Un bras de fer fiscal qui tourne au fiasco
Alors que la France tentait de renforcer sa taxation des géants du numérique, Washington a fait plier Paris sous la menace de sanctions commerciales. Une capitulation qui interroge sur l'indépendance fiscale du pays.
L'amendement qui dérangeait trop
Fin octobre 2025, plusieurs députés français, de tous bords politiques, proposaient d'augmenter la taxe sur les GAFAM de 3% à 15%. Une mesure de bon sens pour contraindre ces multinationales à participer équitablement à l'effort fiscal français. Mais le projet a rapidement heurté les intérêts américains.
Les menaces américaines, arme de dissuasion massive
Le 27 octobre 2025, le Comité des voies et moyens de la Chambre des représentants américain menace Paris de représailles si la taxe était augmentée.
L'initiative française constituerait une attaque injustifiée contre les entreprises numériques américaines, déclarait le communiqué.
Bercy recule, les lobbys avancent
Face à ces pressions, le ministre de l'Économie Roland Lescure met en garde les députés :
Il faut être conscient que quand on rentre dans un match, on rentre dans un match. Une capitulation qui a permis aux lobbys de l'alcool de faire pression à leur tour sur les parlementaires.

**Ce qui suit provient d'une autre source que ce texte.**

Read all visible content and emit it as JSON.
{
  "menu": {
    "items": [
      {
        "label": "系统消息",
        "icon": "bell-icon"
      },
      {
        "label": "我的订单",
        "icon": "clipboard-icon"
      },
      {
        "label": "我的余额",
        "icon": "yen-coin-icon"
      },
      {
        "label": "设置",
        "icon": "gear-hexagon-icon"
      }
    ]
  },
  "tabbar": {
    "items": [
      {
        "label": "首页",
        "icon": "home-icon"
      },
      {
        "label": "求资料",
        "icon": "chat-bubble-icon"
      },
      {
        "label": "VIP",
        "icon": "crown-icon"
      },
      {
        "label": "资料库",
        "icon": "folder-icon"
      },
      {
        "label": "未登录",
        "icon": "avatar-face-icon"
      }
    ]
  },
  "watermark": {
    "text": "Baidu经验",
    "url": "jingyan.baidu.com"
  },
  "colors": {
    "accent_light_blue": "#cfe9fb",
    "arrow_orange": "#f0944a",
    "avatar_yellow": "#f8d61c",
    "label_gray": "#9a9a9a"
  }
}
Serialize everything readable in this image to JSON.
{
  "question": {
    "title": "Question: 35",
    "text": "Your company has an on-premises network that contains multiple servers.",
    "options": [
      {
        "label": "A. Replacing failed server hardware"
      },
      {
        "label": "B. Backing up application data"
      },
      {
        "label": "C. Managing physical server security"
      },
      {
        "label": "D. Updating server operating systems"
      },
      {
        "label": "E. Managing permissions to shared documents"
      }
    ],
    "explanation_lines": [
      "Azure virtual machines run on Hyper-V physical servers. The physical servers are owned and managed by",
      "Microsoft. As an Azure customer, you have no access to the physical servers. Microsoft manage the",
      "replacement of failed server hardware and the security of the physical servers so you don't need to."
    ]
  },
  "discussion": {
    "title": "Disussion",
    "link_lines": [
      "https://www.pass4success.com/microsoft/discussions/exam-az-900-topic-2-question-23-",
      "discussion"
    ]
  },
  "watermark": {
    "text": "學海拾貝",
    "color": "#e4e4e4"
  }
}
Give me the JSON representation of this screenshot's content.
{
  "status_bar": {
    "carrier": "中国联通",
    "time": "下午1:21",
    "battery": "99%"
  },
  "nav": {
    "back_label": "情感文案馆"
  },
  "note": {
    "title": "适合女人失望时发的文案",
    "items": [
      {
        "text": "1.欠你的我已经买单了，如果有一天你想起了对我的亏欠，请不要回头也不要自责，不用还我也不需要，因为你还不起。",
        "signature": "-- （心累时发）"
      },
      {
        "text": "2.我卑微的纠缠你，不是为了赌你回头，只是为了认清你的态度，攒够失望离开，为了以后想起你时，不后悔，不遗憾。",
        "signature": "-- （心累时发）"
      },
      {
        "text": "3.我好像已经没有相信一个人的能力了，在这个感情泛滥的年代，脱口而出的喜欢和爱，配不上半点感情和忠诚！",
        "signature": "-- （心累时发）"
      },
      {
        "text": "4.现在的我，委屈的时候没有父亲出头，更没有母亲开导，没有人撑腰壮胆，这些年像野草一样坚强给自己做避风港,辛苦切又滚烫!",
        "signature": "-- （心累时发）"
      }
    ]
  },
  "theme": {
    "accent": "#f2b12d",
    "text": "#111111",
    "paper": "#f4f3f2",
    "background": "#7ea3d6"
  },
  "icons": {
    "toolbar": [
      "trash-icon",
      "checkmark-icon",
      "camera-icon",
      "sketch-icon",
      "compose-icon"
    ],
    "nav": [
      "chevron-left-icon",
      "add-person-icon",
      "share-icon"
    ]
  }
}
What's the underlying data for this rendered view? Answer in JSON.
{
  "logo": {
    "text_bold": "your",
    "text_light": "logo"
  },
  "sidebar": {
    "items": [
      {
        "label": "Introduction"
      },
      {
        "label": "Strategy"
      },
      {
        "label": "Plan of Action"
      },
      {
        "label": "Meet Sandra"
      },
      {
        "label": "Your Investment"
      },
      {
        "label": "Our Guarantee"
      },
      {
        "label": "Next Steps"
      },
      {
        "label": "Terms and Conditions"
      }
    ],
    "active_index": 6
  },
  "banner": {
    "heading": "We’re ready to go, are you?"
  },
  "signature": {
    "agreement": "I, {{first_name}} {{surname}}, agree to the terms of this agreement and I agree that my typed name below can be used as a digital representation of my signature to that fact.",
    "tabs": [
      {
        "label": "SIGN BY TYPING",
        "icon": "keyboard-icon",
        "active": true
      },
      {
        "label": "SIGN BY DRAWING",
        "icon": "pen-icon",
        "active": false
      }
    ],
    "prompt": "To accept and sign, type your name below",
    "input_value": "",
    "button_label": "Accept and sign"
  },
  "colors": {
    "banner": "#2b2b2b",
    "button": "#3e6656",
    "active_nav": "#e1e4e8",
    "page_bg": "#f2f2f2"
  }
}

La démocratie française sous influence
Les députés de gauche et d'écologie dénoncent un chantage inacceptable.
Le gouvernement active des inquiétudes et des peurs au lieu de penser les accompagnements de décisions indispensables, s'indigne Arnaud Bonnet (EELV).
Un précédent dangereux
En 2019 déjà, les États-Unis avaient ouvert une enquête contre la France pour la taxe GAFAM. Mais cette fois, le gouvernement français a préféré céder, malgré les appels à la résistance de plusieurs sénateurs.
Les conséquences d'une politique de soumission
Cette affaire révèle une nouvelle fois la faiblesse de la France face aux pressions américaines. Alors que l'Union européenne tente de renforcer son autonomie fiscale, Paris semble préférer les compromis aux principes.